Cuando las tres cruces estuvieron construidas, la pequeña diosa pensó que eran muy aburridas. Si las cruces eran divinas, entonces debían de tener alguna gracia. La pequeña imaginó que los objetos cristianos emitían luz, que volaban por los aires y que de ellos emanaba una música suave, producida por el viento. Pero en realidad no eran más que trozos de madera pintados de azul, que se alzaban inertes en las inmediaciones de un cenote.
Para jugarle una broma a los mayas, Atzin fue hasta donde estaba el pájaro Moán, y hablando con él, le contó su plan. El pájaro se ocultó entre las ramas y desde arriba, sin ser visto, habló a los cuatro vientos con voz de hombre, gruesa y pesada como el rayo. Decía ser "el señor que habita en los cielos", hablando en Maya y en Castellano. Los sacerdotes escucharon la voz y cuando preguntaron quién se hallaba hablando, el pájaro Moán dijo:
—Soy el dios que se comunica a través de las cruces.
Atzin estaba oculta detrás de unas rocas volcánicas, tratando de contener la risa. Jugaba con sus trenzas del color de la obsidiana, intentando pasar desapercibida ante los sacerdotes. La broma de Atzin fue un pequeño chascarrillo para la diosa, pero para los hombres representó un cambio de fe. No había sido Tláloc el que había hablado, ni Atzin ni Chalchiuhtlicue. Había sido la cruz, símbolo del Jesús Cristo. El señor que habita en los cielos no era Chaac, era el dios único de la biblia.

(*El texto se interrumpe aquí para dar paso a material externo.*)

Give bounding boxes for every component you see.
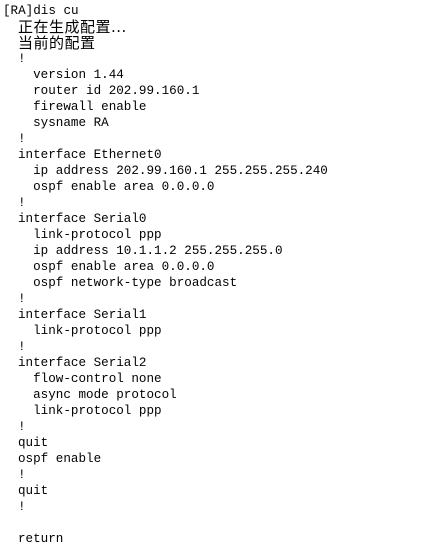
config-line: quit bbox=[18, 484, 49, 498]
config-line: ospf network-type broadcast bbox=[18, 276, 238, 290]
config-line: interface Serial2 bbox=[18, 356, 147, 370]
config-line: ! bbox=[18, 132, 26, 146]
config-line: flow-control none bbox=[18, 372, 162, 386]
config-line: link-protocol ppp bbox=[18, 404, 162, 418]
config-line: return bbox=[18, 532, 64, 546]
config-line: interface Ethernet0 bbox=[18, 148, 162, 162]
config-line: ! bbox=[18, 340, 26, 354]
config-line: router id 202.99.160.1 bbox=[18, 84, 200, 98]
config-line: ip address 10.1.1.2 255.255.255.0 bbox=[18, 244, 283, 258]
config-line: ospf enable bbox=[18, 452, 102, 466]
current-config-heading: 当前的配置 bbox=[18, 34, 96, 52]
config-line: ! bbox=[18, 52, 26, 66]
command-prompt-line: [RA]dis cu bbox=[3, 4, 79, 18]
config-line: firewall enable bbox=[18, 100, 147, 114]
config-line: link-protocol ppp bbox=[18, 228, 162, 242]
config-line: interface Serial0 bbox=[18, 212, 147, 226]
config-line: version 1.44 bbox=[18, 68, 124, 82]
config-line: ! bbox=[18, 420, 26, 434]
config-line: ip address 202.99.160.1 255.255.255.240 bbox=[18, 164, 328, 178]
generating-config-message: 正在生成配置... bbox=[18, 18, 127, 36]
config-line: sysname RA bbox=[18, 116, 109, 130]
config-line: quit bbox=[18, 436, 49, 450]
config-line: ! bbox=[18, 292, 26, 306]
config-line: ! bbox=[18, 196, 26, 210]
config-line: async mode protocol bbox=[18, 388, 177, 402]
config-line: ospf enable area 0.0.0.0 bbox=[18, 180, 215, 194]
config-line: interface Serial1 bbox=[18, 308, 147, 322]
config-line: ! bbox=[18, 500, 26, 514]
config-line: ospf enable area 0.0.0.0 bbox=[18, 260, 215, 274]
config-line: ! bbox=[18, 468, 26, 482]
config-line: link-protocol ppp bbox=[18, 324, 162, 338]
terminal-output: [RA]dis cu 正在生成配置... 当前的配置 ! version 1.4… bbox=[0, 0, 426, 555]
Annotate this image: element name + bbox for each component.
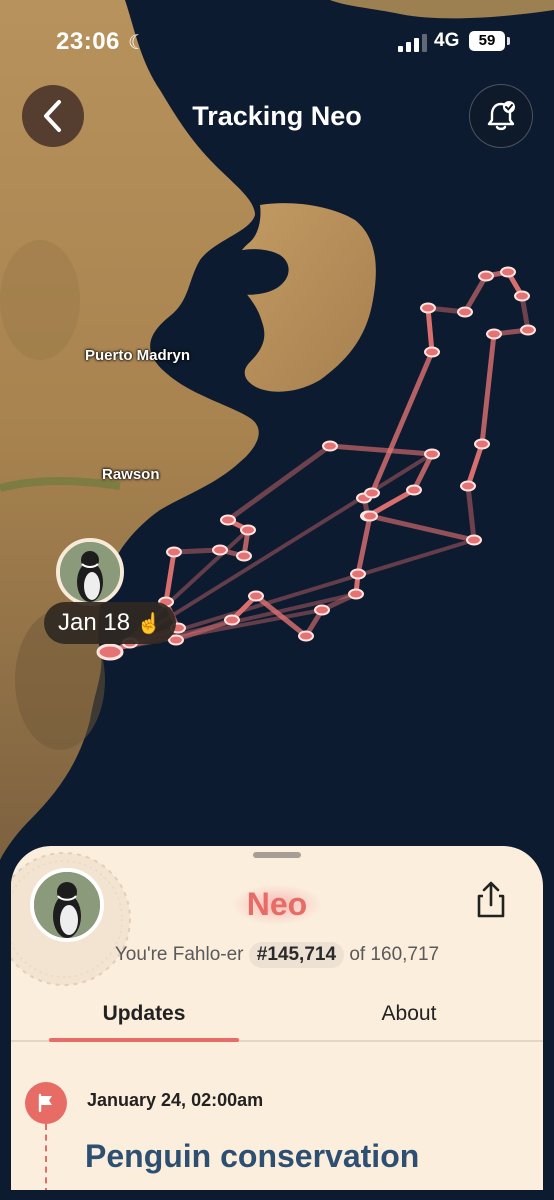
track-point[interactable] <box>420 302 436 314</box>
status-bar: 23:06 ☾ 4G 59 <box>0 0 554 80</box>
track-point[interactable] <box>500 266 516 278</box>
current-date-chip[interactable]: Jan 18 ☝ <box>44 602 176 644</box>
penguin-name: Neo <box>230 884 324 925</box>
track-point[interactable] <box>314 604 330 616</box>
track-point[interactable] <box>460 480 476 492</box>
network-type: 4G <box>434 30 460 51</box>
track-point[interactable] <box>362 510 378 522</box>
track-point[interactable] <box>322 440 338 452</box>
rank-total: of 160,717 <box>349 944 440 965</box>
update-date: January 24, 02:00am <box>87 1090 264 1110</box>
status-time: 23:06 <box>56 28 120 55</box>
current-date-label: Jan 18 <box>58 609 131 636</box>
track-point[interactable] <box>236 550 252 562</box>
fahlo-rank: You're Fahlo-er #145,714 of 160,717 <box>11 942 543 968</box>
track-point[interactable] <box>424 448 440 460</box>
timeline-line <box>45 1124 47 1190</box>
current-location-marker[interactable] <box>96 643 124 661</box>
battery-cap <box>507 37 510 45</box>
track-point[interactable] <box>248 590 264 602</box>
map-label-puerto-madryn: Puerto Madryn <box>85 347 191 364</box>
track-point[interactable] <box>220 514 236 526</box>
track-point[interactable] <box>168 634 184 646</box>
notification-button[interactable] <box>469 84 533 148</box>
track-point[interactable] <box>466 534 482 546</box>
track-point[interactable] <box>514 290 530 302</box>
tab-updates[interactable]: Updates <box>49 988 239 1040</box>
rank-prefix: You're Fahlo-er <box>114 944 244 965</box>
track-point[interactable] <box>364 487 380 499</box>
penguin-avatar-pin[interactable] <box>56 538 124 606</box>
bell-check-icon <box>487 101 515 131</box>
track-point[interactable] <box>486 328 502 340</box>
signal-icon <box>398 34 427 52</box>
rank-badge: #145,714 <box>248 942 345 968</box>
track-point[interactable] <box>240 524 256 536</box>
sheet-grabber[interactable] <box>253 852 301 858</box>
track-point[interactable] <box>478 270 494 282</box>
track-point[interactable] <box>166 546 182 558</box>
tab-about[interactable]: About <box>314 988 504 1040</box>
track-point[interactable] <box>298 630 314 642</box>
map-label-rawson: Rawson <box>102 466 160 483</box>
penguin-photo <box>60 542 120 602</box>
tab-bar: Updates About <box>11 988 543 1044</box>
share-icon[interactable] <box>473 880 509 920</box>
flag-icon <box>25 1082 67 1124</box>
profile-sheet[interactable]: Neo You're Fahlo-er #145,714 of 160,717 … <box>11 846 543 1190</box>
battery-icon: 59 <box>469 31 505 51</box>
penguin-name-wrap: Neo <box>11 884 543 925</box>
track-point[interactable] <box>457 306 473 318</box>
track-point[interactable] <box>348 588 364 600</box>
moon-icon: ☾ <box>128 32 146 54</box>
track-point[interactable] <box>406 484 422 496</box>
track-point[interactable] <box>424 346 440 358</box>
track-point[interactable] <box>520 324 536 336</box>
track-point[interactable] <box>474 438 490 450</box>
update-title[interactable]: Penguin conservation <box>85 1138 419 1175</box>
tab-active-indicator <box>49 1038 239 1042</box>
track-point[interactable] <box>224 614 240 626</box>
pointer-icon: ☝ <box>136 613 162 635</box>
track-point[interactable] <box>212 544 228 556</box>
track-point[interactable] <box>350 568 366 580</box>
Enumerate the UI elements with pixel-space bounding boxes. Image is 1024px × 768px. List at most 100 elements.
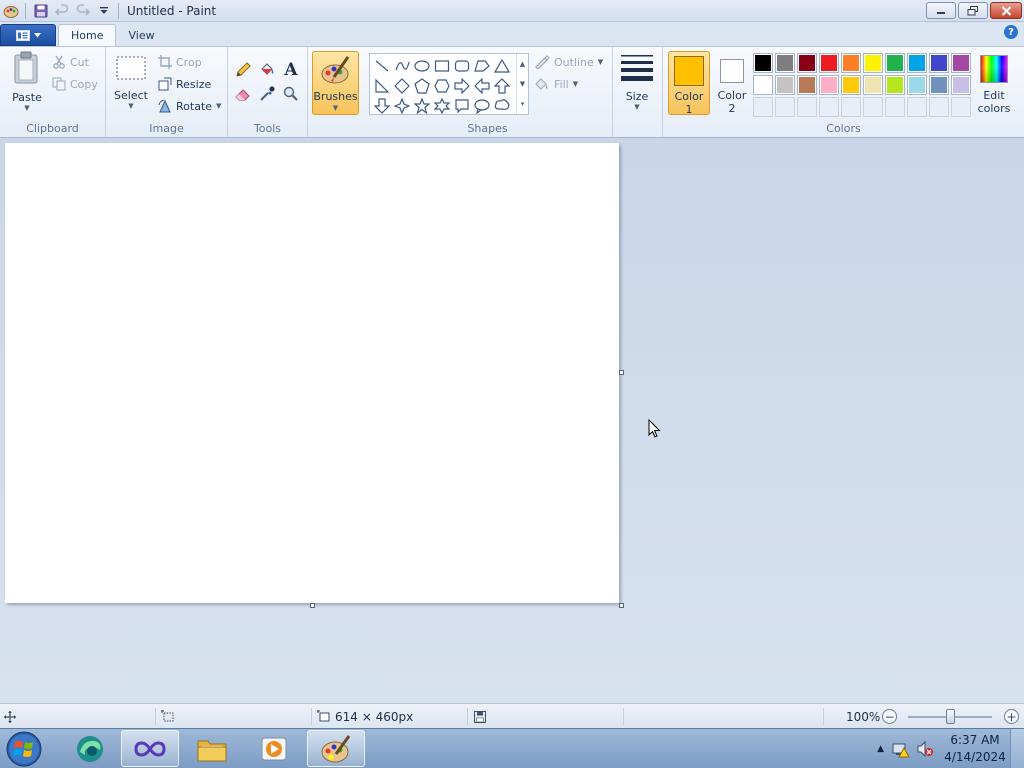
hexagon-shape-icon[interactable] [432, 76, 452, 96]
palette-swatch[interactable] [885, 75, 905, 95]
rounded-callout-shape-icon[interactable] [452, 96, 472, 116]
undo-icon[interactable] [53, 2, 71, 20]
palette-swatch[interactable] [863, 53, 883, 73]
close-button[interactable] [990, 2, 1022, 19]
custom-color-slot[interactable] [797, 97, 817, 117]
drawing-canvas[interactable] [5, 143, 619, 603]
scroll-up-icon[interactable]: ▲ [520, 60, 525, 68]
palette-swatch[interactable] [753, 75, 773, 95]
tab-home[interactable]: Home [58, 24, 117, 46]
cut-button[interactable]: Cut [52, 53, 89, 71]
palette-swatch[interactable] [819, 75, 839, 95]
eraser-icon[interactable] [232, 83, 254, 105]
application-menu-button[interactable] [0, 24, 56, 46]
taskbar-app-browser[interactable] [61, 730, 119, 767]
oval-shape-icon[interactable] [412, 56, 432, 76]
custom-color-slot[interactable] [863, 97, 883, 117]
copy-button[interactable]: Copy [52, 75, 98, 93]
color2-button[interactable]: Color 2 [712, 51, 752, 115]
taskbar-app-file-explorer[interactable] [183, 730, 241, 767]
palette-swatch[interactable] [841, 53, 861, 73]
palette-swatch[interactable] [819, 53, 839, 73]
volume-muted-icon[interactable] [916, 740, 934, 758]
text-tool-icon[interactable]: A [280, 59, 302, 81]
start-button[interactable] [4, 730, 44, 768]
brushes-button[interactable]: Brushes ▼ [312, 51, 359, 115]
customize-qat-icon[interactable] [95, 2, 113, 20]
rotate-button[interactable]: Rotate ▼ [158, 97, 221, 115]
custom-color-slot[interactable] [929, 97, 949, 117]
taskbar-app-media-player[interactable] [245, 730, 303, 767]
resize-handle-right[interactable] [619, 370, 624, 375]
pencil-icon[interactable] [232, 59, 254, 81]
oval-callout-shape-icon[interactable] [472, 96, 492, 116]
custom-color-slot[interactable] [819, 97, 839, 117]
outline-button[interactable]: Outline ▼ [534, 53, 603, 71]
zoom-slider-thumb[interactable] [945, 709, 955, 724]
color1-button[interactable]: Color 1 [668, 51, 710, 116]
show-hidden-icons-icon[interactable]: ▲ [877, 744, 884, 754]
taskbar-app-visual-studio[interactable] [121, 730, 179, 767]
palette-swatch[interactable] [775, 75, 795, 95]
palette-swatch[interactable] [797, 75, 817, 95]
four-point-star-shape-icon[interactable] [392, 96, 412, 116]
resize-handle-bottom[interactable] [310, 603, 315, 608]
custom-color-slot[interactable] [951, 97, 971, 117]
redo-icon[interactable] [74, 2, 92, 20]
line-shape-icon[interactable] [372, 56, 392, 76]
help-icon[interactable]: ? [1004, 25, 1018, 39]
custom-color-slot[interactable] [775, 97, 795, 117]
rounded-rectangle-shape-icon[interactable] [452, 56, 472, 76]
six-point-star-shape-icon[interactable] [432, 96, 452, 116]
palette-swatch[interactable] [885, 53, 905, 73]
right-triangle-shape-icon[interactable] [372, 76, 392, 96]
zoom-in-button[interactable]: + [1004, 709, 1019, 724]
diamond-shape-icon[interactable] [392, 76, 412, 96]
tab-view[interactable]: View [116, 24, 166, 46]
network-warning-icon[interactable] [892, 740, 910, 758]
paste-button[interactable]: Paste ▼ [8, 51, 46, 112]
palette-swatch[interactable] [951, 75, 971, 95]
pentagon-shape-icon[interactable] [412, 76, 432, 96]
resize-handle-corner[interactable] [619, 603, 624, 608]
color-picker-icon[interactable] [256, 83, 278, 105]
palette-swatch[interactable] [753, 53, 773, 73]
custom-color-slot[interactable] [841, 97, 861, 117]
scroll-down-icon[interactable]: ▼ [520, 80, 525, 88]
rectangle-shape-icon[interactable] [432, 56, 452, 76]
select-button[interactable]: Select ▼ [112, 55, 150, 110]
right-arrow-shape-icon[interactable] [452, 76, 472, 96]
save-icon[interactable] [32, 2, 50, 20]
up-arrow-shape-icon[interactable] [492, 76, 512, 96]
custom-color-slot[interactable] [753, 97, 773, 117]
size-button[interactable]: Size ▼ [619, 53, 655, 111]
resize-button[interactable]: Resize [158, 75, 211, 93]
fill-button[interactable]: Fill ▼ [534, 75, 578, 93]
custom-color-slot[interactable] [885, 97, 905, 117]
expand-gallery-icon[interactable]: ▾ [521, 100, 525, 108]
zoom-out-button[interactable]: − [882, 709, 897, 724]
fill-bucket-icon[interactable] [256, 59, 278, 81]
cloud-callout-shape-icon[interactable] [492, 96, 512, 116]
maximize-button[interactable] [958, 2, 988, 19]
palette-swatch[interactable] [951, 53, 971, 73]
palette-swatch[interactable] [841, 75, 861, 95]
palette-swatch[interactable] [929, 53, 949, 73]
paint-app-icon[interactable] [2, 2, 20, 20]
magnifier-icon[interactable] [280, 83, 302, 105]
down-arrow-shape-icon[interactable] [372, 96, 392, 116]
crop-button[interactable]: Crop [158, 53, 202, 71]
show-desktop-button[interactable] [1010, 729, 1024, 768]
palette-swatch[interactable] [929, 75, 949, 95]
curve-shape-icon[interactable] [392, 56, 412, 76]
taskbar-app-paint[interactable] [307, 730, 365, 767]
edit-colors-button[interactable]: Edit colors [974, 51, 1014, 115]
left-arrow-shape-icon[interactable] [472, 76, 492, 96]
palette-swatch[interactable] [797, 53, 817, 73]
five-point-star-shape-icon[interactable] [412, 96, 432, 116]
custom-color-slot[interactable] [907, 97, 927, 117]
minimize-button[interactable] [926, 2, 956, 19]
palette-swatch[interactable] [907, 53, 927, 73]
palette-swatch[interactable] [907, 75, 927, 95]
palette-swatch[interactable] [775, 53, 795, 73]
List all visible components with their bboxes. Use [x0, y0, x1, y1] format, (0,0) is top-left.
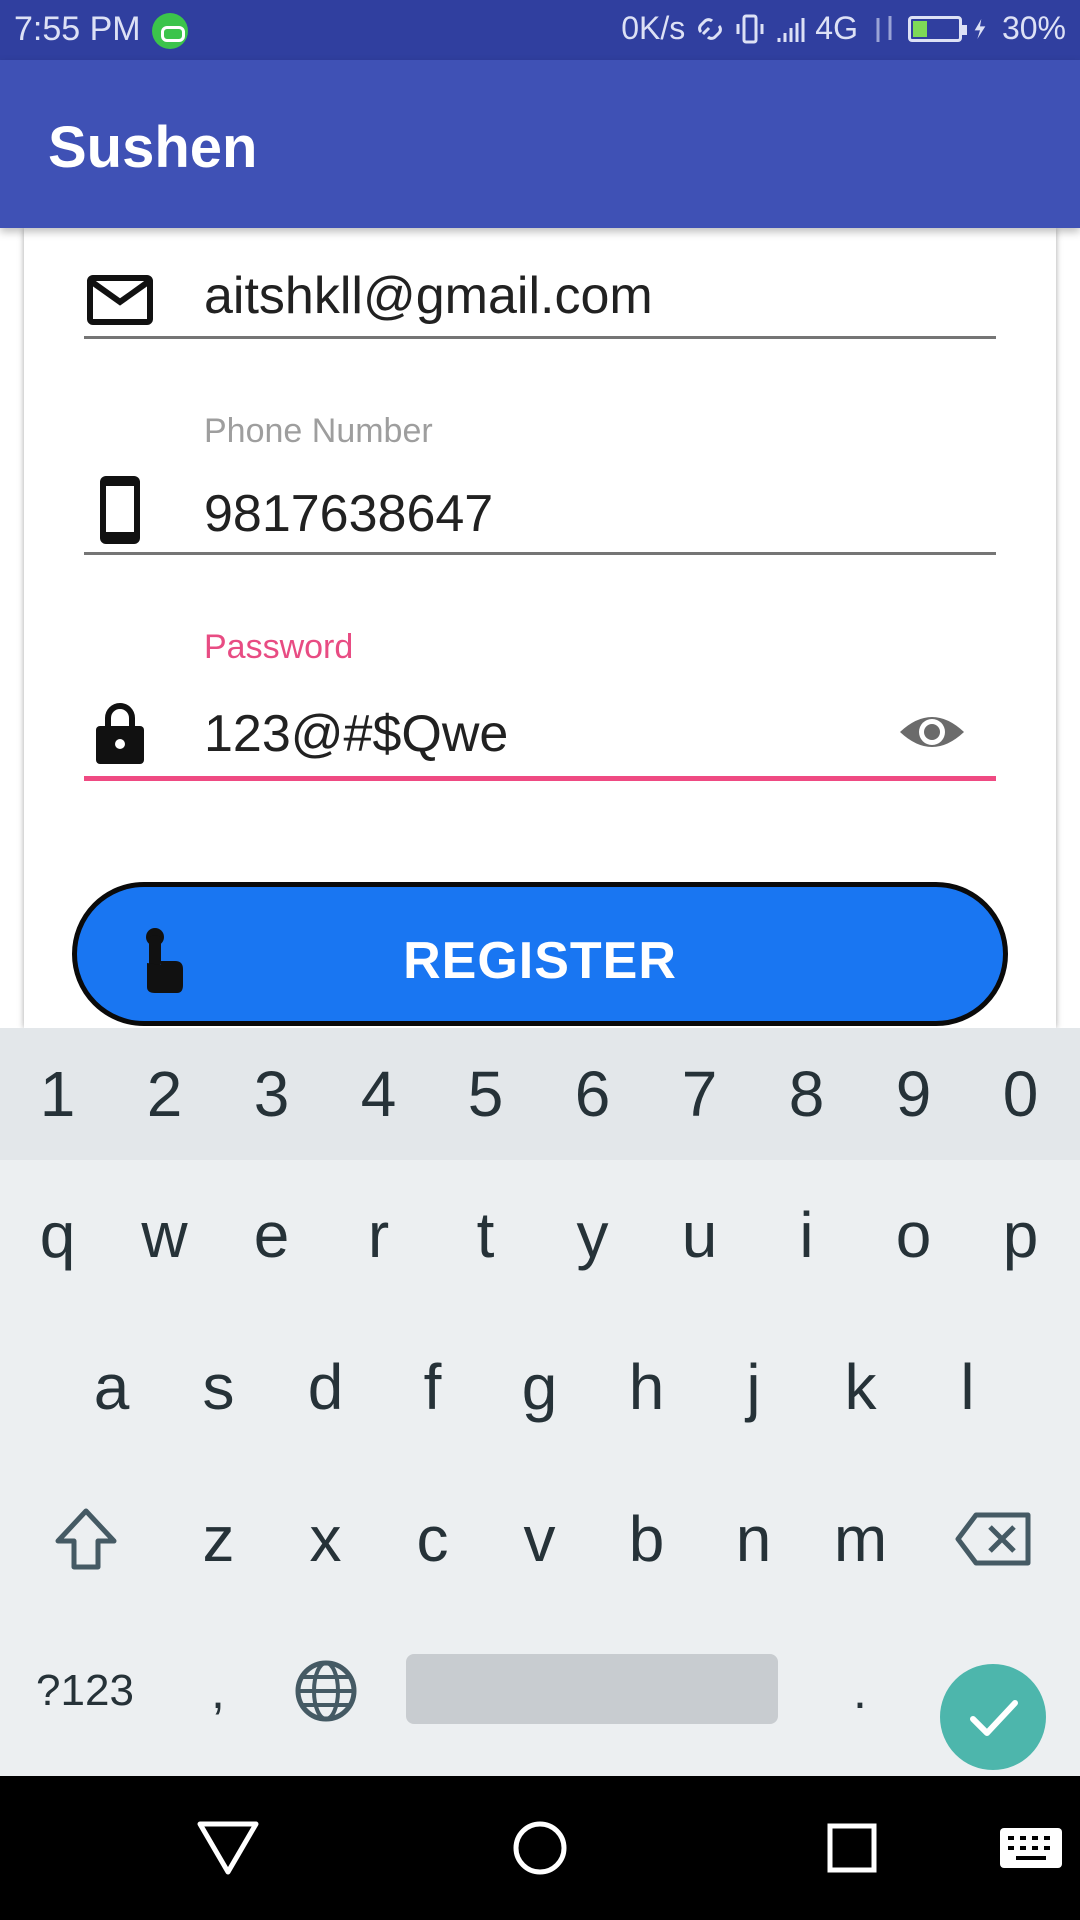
keyboard-switch-icon[interactable]	[996, 1816, 1066, 1880]
home-icon[interactable]	[508, 1816, 572, 1880]
shift-key[interactable]	[40, 1464, 132, 1614]
phone-label: Phone Number	[204, 412, 433, 450]
key-u[interactable]: u	[646, 1160, 753, 1310]
key-z[interactable]: z	[165, 1464, 272, 1614]
phone-field[interactable]: Phone Number 9817638647	[84, 400, 996, 560]
status-time: 7:55 PM	[14, 10, 141, 48]
password-underline	[84, 776, 996, 781]
key-x[interactable]: x	[272, 1464, 379, 1614]
language-key[interactable]	[276, 1616, 376, 1766]
key-b[interactable]: b	[593, 1464, 700, 1614]
recents-icon[interactable]	[820, 1816, 884, 1880]
toggle-visibility-icon[interactable]	[896, 702, 968, 762]
key-c[interactable]: c	[379, 1464, 486, 1614]
key-e[interactable]: e	[218, 1160, 325, 1310]
key-j[interactable]: j	[700, 1312, 807, 1462]
key-o[interactable]: o	[860, 1160, 967, 1310]
key-q[interactable]: q	[4, 1160, 111, 1310]
status-indicators: 0K/s 4G 30%	[621, 10, 1066, 47]
key-l[interactable]: l	[914, 1312, 1021, 1462]
key-0[interactable]: 0	[967, 1028, 1074, 1160]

Mientras Tláloc dormía, su aldea creció y se transformó en un pueblo. La esposa del Señor de la Lluvia aprendió las artes de la cerámica, la elaboración de cestas, la pesca, el bordado y la astronomía. Hizo amistad con las mujeres de los mayas, aprendió el idioma de esas gentes y como regalo les ofreció huipiles hechos a mano. Atzin siguió jugándoles bromas a los sacerdotes, haciéndoles ver y escuchar cosas, haciéndoles creer que las cruces se comunicaban con ellos. Los mayas se arrodillaban ante los iconos y fue tal el grado de fervor religioso que se cocinaba en el pueblo, que éste recibió el nombre de Chan Santa Cruz.
Cuando Tláloc despertó, era el año 1848 en el calendario de los conquistadores. Lo primero que hizo fue preguntar por su mujer, y tras avanzar por el sendero de la jungla, se encontró con los mayas ya envejecidos, cargando con una cruz y cantando canciones en su lengua, las cuales hablaban de una cruz sagrada. Ya no se llamaban seguidores de Tláloc a sí mismos, se hacían llamar los Seguidores de la Cruz, los Cruzo'ob. El dios de la lluvia estalló en cólera y dejó que los rayos cayeran sobre las copas de las palmas, encendiéndolas en llamas. Cuando los Cruzo'ob vieron a Tláloc a los ojos, ya no pudieron sentir la divinidad en él. Era un hombre holgazán, un hombre rencoroso. Era inmortal, podía llamar a la lluvia, pero ya no era un dios. Su esposa era una esposa más, que despierta temprano para barrer la casa y se acuesta al final, después de cerciorarse que toda su familia estaba durmiendo. Su hija era una chiquilla traviesa que recorría la jungla con un pájaro, cargando una muñeca de tela y comiendo todos los frutos que hallaba. Ni el marido, ni la mujer, ni la niña eran dioses. Eran una familia humana más.
Un sábado por la mañana, Tláloc, Chalchiuhtlicue y la pequeña Atzin abandonaron el pueblo de Chan Santa Cruz. Los mayas habían iniciado una guerra contra el nuevo país que se había formado mientras Tláloc dormía, llamado México. La cruz les iba a guiar, les iba a llevar a la victoria. El pájaro Moán se fue con Tláloc y su familia, por lo que la cruz dejó de hablar con los sacerdotes. Y así los mayas pelearon con ferocidad, intentando crear un país para sí mismos. Un país en donde Tláloc ya no era bienvenido.
Las tristes figuras del Señor de la Lluvia, la Señora del Agua Terrestre y la Señorita del Agua Salada, avanzaban por la jungla, montando cada uno sobre un caballo. Avanzaron por el golfo, cabalgando sobre la cálida arena de la playa, observando de vez en cuando a las embarcaciones que venían de Cuba rumbo a un puerto que llamó la atención de Tláloc. Era el puerto de la Vera Cruz.
—No hay escapatoria—dijo Tláloc a su mujer—donde quiera que pise, veo cruces.